Percorro a sinuosa estrada até à zona da Barragem do Arade e a retilínea estrada seguinte, com destino a São Bartolomeu de Messines. Um curto passeio na longa Estrada Nacional 124. Não me guio pelo GPS porque um caminho experienciado não necessita de guia. Estaciono no jardim, junto à Escola Básica João de Deus, certo da disponibilidade de lugares, mesmo que sejam escassos, e sigo a pé pelas ruas da vila.
O renovado Mercado Municipal vermelhão destaca-se no percurso e uma pintada caixa de distribuição de energia elétrica anuncia o amor pelo teatro da aniversariante: Lisete Martins.
O café da Sociedade de Instrução e Recreio Messinense enche-se com familiares, amigos, muito amigos, e amantes do teatro.
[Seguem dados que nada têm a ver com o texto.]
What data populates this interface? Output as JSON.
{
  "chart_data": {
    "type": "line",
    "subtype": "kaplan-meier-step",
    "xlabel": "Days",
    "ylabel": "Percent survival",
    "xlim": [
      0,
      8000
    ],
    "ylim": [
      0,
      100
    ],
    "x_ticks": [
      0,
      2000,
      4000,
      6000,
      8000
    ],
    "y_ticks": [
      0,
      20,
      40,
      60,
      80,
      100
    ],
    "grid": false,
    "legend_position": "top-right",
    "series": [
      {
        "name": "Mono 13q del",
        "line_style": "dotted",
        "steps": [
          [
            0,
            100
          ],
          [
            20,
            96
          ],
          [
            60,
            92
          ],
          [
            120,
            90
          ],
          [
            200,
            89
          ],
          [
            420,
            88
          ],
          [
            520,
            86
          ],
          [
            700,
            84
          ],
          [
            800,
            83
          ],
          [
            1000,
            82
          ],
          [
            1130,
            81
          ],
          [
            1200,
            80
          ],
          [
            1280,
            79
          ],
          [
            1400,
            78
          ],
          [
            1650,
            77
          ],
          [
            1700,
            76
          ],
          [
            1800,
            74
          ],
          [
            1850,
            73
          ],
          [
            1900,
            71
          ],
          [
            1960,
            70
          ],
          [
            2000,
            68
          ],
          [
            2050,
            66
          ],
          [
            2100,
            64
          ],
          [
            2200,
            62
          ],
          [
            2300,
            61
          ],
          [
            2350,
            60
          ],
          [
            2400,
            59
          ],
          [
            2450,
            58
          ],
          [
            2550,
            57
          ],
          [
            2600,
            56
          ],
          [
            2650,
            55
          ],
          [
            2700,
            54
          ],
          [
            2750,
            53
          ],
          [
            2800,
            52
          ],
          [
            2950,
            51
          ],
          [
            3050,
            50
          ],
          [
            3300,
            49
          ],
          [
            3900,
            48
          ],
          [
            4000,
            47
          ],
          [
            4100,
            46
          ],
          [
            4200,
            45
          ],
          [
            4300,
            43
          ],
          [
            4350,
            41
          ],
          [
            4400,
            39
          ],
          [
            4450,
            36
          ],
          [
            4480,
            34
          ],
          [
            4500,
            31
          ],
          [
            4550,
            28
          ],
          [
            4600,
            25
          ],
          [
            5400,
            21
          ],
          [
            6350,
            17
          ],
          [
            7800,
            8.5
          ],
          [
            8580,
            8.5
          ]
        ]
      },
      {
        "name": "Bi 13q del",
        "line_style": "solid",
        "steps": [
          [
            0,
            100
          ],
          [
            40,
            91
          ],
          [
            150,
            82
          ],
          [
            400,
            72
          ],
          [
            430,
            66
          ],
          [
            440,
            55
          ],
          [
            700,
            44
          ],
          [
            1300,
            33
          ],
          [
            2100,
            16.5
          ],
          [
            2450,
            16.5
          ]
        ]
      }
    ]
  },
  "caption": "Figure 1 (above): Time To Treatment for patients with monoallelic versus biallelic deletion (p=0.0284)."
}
São oito décadas de vida e mais de quatro décadas de teatro. Uma vida cheia de personagens, de emoções e de momentos mágicos em que experienciamos, mesmo que por breves minutos, ser outro, ser a vida de outro, ser a nossa personagem. O Grupo de Teatro Penedo Grande, com as quatro décadas de história, recria, com breves trechos, a personagem Bernarda Alba (primeira personagem interpretada pela aniversariante Lisete Martins), da última peça teatral de Federico García Lorca, A Casa de Bernarda Alba (1936), escrita trinta dias antes de ter sido assassinado pelos fascistas espanhóis.
O que vale é que, verdadeiramente, no teatro, como no cinema ou na literatura, não se morre, mesmo quando tragicamente se anuncia o fim da nossa personagem. Leio o romance Por Quem os Sinos Dobram (Ernest Hemingway, 1940) e, apesar de saber que o escrito saiu da imaginação do escritor, sofro com o anunciado destino de morte dos ativistas republicanos.
As recordações avançam e a atriz Lisete Martins partilhou comigo o palco na minha primeira peça no Grupo de Teatro Amador – O Gruta (fundado em 1981), Os de Cá e os de Lá, numa adaptação de Andorra de Max Frisch, numa encenação da Maria Luísa Anselmo, curiosamente, ou talvez não, um texto contra o ódio e a discriminação social. Também tive o prazer de encenar, no Grupo de Teatro Penedo Grande, a peça A Marte, de Abel Neves, em que Lisete Martins renovou o gosto pelas tábuas do palco.
As memórias ficam, mesmo quando não existem imagens fotográficas ou fílmicas que nos gritam: Aquele és tu! ou Tu viste aquilo! ou Tu estavas lá! Tenho poucas imagens das peças teatrais em que participei, talvez fosse possível contactar algumas pessoas e identificar a existências de registos sobre uma vida que já fui, sobre outros que já fui por breves minutos.
Tenho a certeza da primeira vez que me emocionei com Lisete Martins, há muitos anos no Castelo de Silves, com a peça o Círculo de Giz Caucasiano de Bertolt Brecht. Mesmo que tenha sonhado, que tal nunca tenha acontecido, esta imagem perdura desde a minha adolescência, portanto deve ser verdadeira e a Lisete Martins deve ter estado lá.